"That could put us in Chicago before nightfall," reckoned Randolph St. Cosmo.
* * * * * * * * * *
What Pynchon is expressing here is that the Chums of Chance will soon be at the Chicago's World Fair (aka the World's Columbian Exposition of 1893 in Chicago if you like lengthier—probably girthier—names). Possibly before nightfall.
Is this the moment where the reader experiences the title of the novel? They're racing against the day to get to Chicago! Hmm, no, probably not.
Since this line seems short on subtext, maybe the real point of this sentence is to show how Pynchon can't ever shorten Randolph St. Cosmo's name. That's some weird cosmic angel shit right there, right?

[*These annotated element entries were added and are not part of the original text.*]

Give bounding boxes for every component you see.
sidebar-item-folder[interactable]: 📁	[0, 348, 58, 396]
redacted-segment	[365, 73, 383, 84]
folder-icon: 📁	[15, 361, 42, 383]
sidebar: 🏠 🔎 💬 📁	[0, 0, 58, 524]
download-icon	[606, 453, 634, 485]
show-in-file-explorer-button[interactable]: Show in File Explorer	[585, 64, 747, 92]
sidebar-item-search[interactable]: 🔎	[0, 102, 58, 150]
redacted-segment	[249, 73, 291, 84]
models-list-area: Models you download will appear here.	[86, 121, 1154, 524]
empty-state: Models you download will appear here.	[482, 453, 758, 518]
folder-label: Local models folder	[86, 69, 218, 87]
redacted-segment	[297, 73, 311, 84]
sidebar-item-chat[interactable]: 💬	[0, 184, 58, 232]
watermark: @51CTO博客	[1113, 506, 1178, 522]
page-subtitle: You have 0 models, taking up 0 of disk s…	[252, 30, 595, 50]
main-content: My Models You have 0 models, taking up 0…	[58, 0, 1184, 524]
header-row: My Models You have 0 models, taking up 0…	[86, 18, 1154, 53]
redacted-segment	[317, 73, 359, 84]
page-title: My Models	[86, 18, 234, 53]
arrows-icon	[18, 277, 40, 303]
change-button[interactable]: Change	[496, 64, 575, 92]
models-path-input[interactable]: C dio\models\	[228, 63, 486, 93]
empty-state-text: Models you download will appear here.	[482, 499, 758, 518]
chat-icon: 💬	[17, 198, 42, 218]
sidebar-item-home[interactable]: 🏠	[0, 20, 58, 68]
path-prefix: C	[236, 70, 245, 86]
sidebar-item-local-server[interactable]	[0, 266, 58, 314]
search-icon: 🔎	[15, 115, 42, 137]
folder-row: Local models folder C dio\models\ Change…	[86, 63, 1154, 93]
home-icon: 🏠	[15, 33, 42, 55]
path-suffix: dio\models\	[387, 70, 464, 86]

I haven't done an anagram of Randolph St. Cosmo's name because I can't come up with anything clever. I mean, how do I explain "Scalp door months" or "Maths pond colors"? And I've just interpreted his name as a kind of vague feeling. But maybe you're supposed to read "Randolph" as sort of "random" and "Cosmo" as cosmic so that we get the view of Randolph's universe as chaotic and random but, generally, tending toward good ("St."). Unless the "St." is supposed to be read as "street"! Then maybe his name is the intersection between randomness and the cosmic (which isn't random because it relies on consistent natural laws even if those laws produce events that are basically random).